Another staff member, who worked at AirSlate till the war started, confirmed to AIN.Capital that the decision to leave the company was connected to its management stance on the Russian office:

“The only reason to go was that despite numerous appeals from the staff to shut down the Russian office, Borys Shakhnovych and Vadym Yasinovsky publicly stated that they support all the team members from Ukraine and Russia and that they are not going to fire the Russian employees. Anyone who does not agree with that should not work at an IT company and should join the political party instead.“

There are team members who speak in support of the company. For example, the DOU discussion featured some comments on “unhelpful hate” toward AirSlate, for the company has blocked Russian users, makes donations, and helps its team.

“It is beginning to look like a completely vatnic company [Editor’s note: vatnic is a supporter of Russian propaganda), and in fact, it just is not so,“ says another AirSlate employee.

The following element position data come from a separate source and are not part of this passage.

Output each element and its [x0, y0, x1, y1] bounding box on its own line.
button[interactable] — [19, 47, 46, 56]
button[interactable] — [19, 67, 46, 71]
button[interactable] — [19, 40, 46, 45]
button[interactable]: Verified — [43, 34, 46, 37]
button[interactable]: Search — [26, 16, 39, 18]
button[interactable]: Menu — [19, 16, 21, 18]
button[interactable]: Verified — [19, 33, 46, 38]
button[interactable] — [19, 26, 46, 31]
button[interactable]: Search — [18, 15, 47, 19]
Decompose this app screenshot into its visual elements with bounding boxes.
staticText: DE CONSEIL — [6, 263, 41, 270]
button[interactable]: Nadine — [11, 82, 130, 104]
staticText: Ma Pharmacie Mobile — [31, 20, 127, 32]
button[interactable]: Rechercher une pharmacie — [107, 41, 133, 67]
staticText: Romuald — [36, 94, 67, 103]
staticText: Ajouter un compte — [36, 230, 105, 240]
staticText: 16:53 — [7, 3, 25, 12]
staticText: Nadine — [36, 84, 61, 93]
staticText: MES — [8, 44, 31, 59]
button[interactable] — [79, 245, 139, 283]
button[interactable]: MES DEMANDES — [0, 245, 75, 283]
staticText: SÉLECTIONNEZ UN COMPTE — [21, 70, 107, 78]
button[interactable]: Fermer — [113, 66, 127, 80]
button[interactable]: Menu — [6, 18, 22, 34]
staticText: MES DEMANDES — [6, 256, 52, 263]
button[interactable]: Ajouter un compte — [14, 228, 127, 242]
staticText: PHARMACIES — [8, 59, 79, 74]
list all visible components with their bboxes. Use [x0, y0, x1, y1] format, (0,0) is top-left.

AirSlate does help its team and donates money for humanitarian efforts. According to the company’s statement, it has donated more than two million since the war started.

What are AirSlate’s plans

The company still has the Russian entity ООО «СПБ ФИЛЛЕР» with a revenue of 165.9 million rubles in 2021. The AirSlate management says that it is in the shutdown process. But it does not mean that the company won’t have staff in Russia anymore.

Answering AIN.Capital’s question, the company stated that, in fact, ‘there is a very few developers in Russia, less than 2% of the company.’ There are 900 people working at AirSlate, according to its website, so 2% means a couple of dozen work there. Before the war, the headcount was higher, up to 50 people. Some sources say that Russian team members were partly relocated to other countries.

“As a company, we have decided to limit our involvement with the Russian Federation, and are in the process of ceasing business operations there,“ said the company representative.

But Russian staff will remain — it is a matter of principle. Dozens of people keep working at AirSlate and paying taxes there. The company’s management believes that not all Russians are the same and that the amount of taxes paid in Russia is disproportionate to what the company is contributing to Ukraine through taxes, salaries, and donations.

After the talk of AIN.Capital with the company, its management held another call with the whole team. They were once again reminded that it is forbidden to talk to the press, and they have to stop discussing the shutdown of the Russian office and the layoff of the Russian team.